Plateformes de débarquement

Alors que l'anglicisme "plateforme de désembarquement" s'est d'abord imposé, c'est finalement le terme "débarquement" qui a été repris dans les textes officiels puis dans la presse francophone.

Les chefs d'État et de gouvernement de l'Union européenne ont, dans les conclusions du sommet des 28 et 29 juin, convenu de la nécessité de mettre en place ce genre de structures dans des pays tiers, c'est-à-dire non membres de l'Union européenne.

"Dans ce contexte, le Conseil européen invite le Conseil et la Commission à examiner sans tarder le concept de plateformes régionales de débarquement, en coopération étroite avec les pays tiers concernés ainsi que le HCR et l'OIM. Ces plateformes devraient fonctionner en distinguant entre les situations individuelles, dans le plein respect du droit international et sans créer de facteur d'appel", peut-on lire dans les conclusions du dernier sommet.

Ce concept encore flou de "plateformes régionales de débarquement" de migrants secourus en mer, en coopération avec le Haut commissariat aux réfugiés (HCR) et l'Organisation internationale des migrations (OIM), est destiné à dissuader les traversées de la Méditerranée.

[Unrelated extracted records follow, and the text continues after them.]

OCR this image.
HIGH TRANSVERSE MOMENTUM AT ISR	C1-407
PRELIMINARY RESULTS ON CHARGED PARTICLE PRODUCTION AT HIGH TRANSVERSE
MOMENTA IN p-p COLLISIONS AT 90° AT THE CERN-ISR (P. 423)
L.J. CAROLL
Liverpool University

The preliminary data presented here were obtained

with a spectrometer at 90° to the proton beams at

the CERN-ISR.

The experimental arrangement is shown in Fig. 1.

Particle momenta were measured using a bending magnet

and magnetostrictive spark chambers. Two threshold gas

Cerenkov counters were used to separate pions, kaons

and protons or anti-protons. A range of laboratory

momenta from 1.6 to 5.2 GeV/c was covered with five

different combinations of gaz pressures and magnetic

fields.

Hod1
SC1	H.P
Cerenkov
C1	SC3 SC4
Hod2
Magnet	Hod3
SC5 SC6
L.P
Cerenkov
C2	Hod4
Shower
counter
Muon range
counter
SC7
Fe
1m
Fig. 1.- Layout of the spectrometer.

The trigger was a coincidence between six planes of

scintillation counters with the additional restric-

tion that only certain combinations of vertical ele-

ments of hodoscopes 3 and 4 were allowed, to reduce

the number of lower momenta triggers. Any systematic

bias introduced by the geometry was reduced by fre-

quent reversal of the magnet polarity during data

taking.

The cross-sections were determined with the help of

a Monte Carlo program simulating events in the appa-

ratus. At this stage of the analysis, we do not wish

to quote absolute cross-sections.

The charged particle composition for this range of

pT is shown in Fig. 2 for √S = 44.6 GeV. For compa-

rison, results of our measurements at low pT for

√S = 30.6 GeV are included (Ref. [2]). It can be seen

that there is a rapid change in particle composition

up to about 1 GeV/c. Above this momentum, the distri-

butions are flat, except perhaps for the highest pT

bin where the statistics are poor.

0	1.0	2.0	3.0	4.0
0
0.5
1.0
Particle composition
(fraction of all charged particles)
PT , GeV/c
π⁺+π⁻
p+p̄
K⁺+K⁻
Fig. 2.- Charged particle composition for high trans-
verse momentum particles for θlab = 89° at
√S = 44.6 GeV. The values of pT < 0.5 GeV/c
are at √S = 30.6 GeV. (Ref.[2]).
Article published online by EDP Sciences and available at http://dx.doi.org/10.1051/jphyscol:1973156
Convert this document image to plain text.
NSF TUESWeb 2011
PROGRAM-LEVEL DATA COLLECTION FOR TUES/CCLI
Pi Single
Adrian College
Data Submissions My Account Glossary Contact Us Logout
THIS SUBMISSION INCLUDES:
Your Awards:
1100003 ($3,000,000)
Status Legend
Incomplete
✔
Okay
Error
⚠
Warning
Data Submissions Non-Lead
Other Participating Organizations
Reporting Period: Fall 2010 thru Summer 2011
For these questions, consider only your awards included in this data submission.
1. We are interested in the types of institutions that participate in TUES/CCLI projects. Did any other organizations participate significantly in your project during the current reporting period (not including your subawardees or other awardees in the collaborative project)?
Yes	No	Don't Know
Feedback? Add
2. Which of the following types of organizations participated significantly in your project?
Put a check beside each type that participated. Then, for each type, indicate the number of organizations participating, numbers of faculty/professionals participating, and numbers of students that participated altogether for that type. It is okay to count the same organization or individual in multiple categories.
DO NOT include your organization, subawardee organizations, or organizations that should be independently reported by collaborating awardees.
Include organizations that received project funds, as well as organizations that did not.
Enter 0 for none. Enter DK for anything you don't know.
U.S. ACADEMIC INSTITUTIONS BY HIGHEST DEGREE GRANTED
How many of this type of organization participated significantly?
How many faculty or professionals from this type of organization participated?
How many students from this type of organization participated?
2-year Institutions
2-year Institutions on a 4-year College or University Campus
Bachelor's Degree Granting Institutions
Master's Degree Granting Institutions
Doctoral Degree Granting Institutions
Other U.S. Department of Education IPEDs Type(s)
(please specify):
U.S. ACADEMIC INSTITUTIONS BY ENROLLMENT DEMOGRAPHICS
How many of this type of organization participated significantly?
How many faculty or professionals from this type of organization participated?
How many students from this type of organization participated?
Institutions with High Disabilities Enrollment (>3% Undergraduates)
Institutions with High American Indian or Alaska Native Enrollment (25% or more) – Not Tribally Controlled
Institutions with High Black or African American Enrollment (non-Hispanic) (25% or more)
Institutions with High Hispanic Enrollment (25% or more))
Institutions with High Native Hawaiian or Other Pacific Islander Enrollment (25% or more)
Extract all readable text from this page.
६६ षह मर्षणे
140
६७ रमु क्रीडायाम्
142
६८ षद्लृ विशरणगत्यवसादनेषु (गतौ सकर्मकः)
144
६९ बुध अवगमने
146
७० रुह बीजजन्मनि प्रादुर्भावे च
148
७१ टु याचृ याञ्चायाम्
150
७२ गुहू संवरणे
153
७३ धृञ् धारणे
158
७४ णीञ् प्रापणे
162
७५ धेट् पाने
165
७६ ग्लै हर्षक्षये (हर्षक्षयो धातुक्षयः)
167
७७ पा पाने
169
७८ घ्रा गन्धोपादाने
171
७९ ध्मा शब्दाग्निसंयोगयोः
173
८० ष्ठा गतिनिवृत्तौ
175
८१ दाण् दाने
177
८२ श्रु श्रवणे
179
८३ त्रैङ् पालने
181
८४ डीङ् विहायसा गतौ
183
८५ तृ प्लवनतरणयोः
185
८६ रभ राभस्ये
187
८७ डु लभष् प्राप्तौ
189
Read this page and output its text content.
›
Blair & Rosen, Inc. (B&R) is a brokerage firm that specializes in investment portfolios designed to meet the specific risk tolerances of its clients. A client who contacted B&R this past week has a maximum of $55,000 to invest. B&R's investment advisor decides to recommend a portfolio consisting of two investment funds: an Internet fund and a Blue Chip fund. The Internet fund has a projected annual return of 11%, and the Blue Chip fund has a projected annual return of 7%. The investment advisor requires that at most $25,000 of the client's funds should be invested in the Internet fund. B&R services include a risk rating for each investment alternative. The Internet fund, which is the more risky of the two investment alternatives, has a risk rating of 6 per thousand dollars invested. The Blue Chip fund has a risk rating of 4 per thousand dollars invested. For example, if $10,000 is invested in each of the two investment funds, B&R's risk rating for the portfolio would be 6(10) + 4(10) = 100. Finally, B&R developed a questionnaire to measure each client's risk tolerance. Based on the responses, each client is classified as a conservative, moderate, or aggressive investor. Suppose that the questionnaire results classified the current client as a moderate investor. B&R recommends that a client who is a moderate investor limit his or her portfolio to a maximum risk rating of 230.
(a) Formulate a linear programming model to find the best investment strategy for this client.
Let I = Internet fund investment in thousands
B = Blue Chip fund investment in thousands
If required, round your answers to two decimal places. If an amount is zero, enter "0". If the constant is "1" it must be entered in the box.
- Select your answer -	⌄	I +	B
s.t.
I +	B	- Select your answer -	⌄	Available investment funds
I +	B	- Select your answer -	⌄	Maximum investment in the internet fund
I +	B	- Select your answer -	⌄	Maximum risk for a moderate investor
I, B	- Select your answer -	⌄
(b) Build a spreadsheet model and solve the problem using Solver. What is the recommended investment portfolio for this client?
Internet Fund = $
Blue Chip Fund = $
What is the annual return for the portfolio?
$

Ces plateformes devraient être installées en Afrique du Nord ou dans un pays situé en dehors de l’Union européenne. Cependant, aucun pays tiers ne s'est jusqu'à présent proposé pour héberger de tels lieux d'accueil des migrants secourus dans les eaux internationales.

Le Maroc, la Tunisie et l’Albanie ont déjà fait savoir qu’ils n’accepteraient pas de tels centres. 

En revanche, le Niger, lors du sommet UE-Afrique de La Valette à l'automne 2015, a donné son accord à l'installation d'un de ces centres à Agadez pour traiter les demandes d'asile et éviter que les migrants se lancent dans la traversée du Sahara. Une décision assumée par Niamey qui n'a pas redouté d'endosser le rôle du "gendarme africain des Européens".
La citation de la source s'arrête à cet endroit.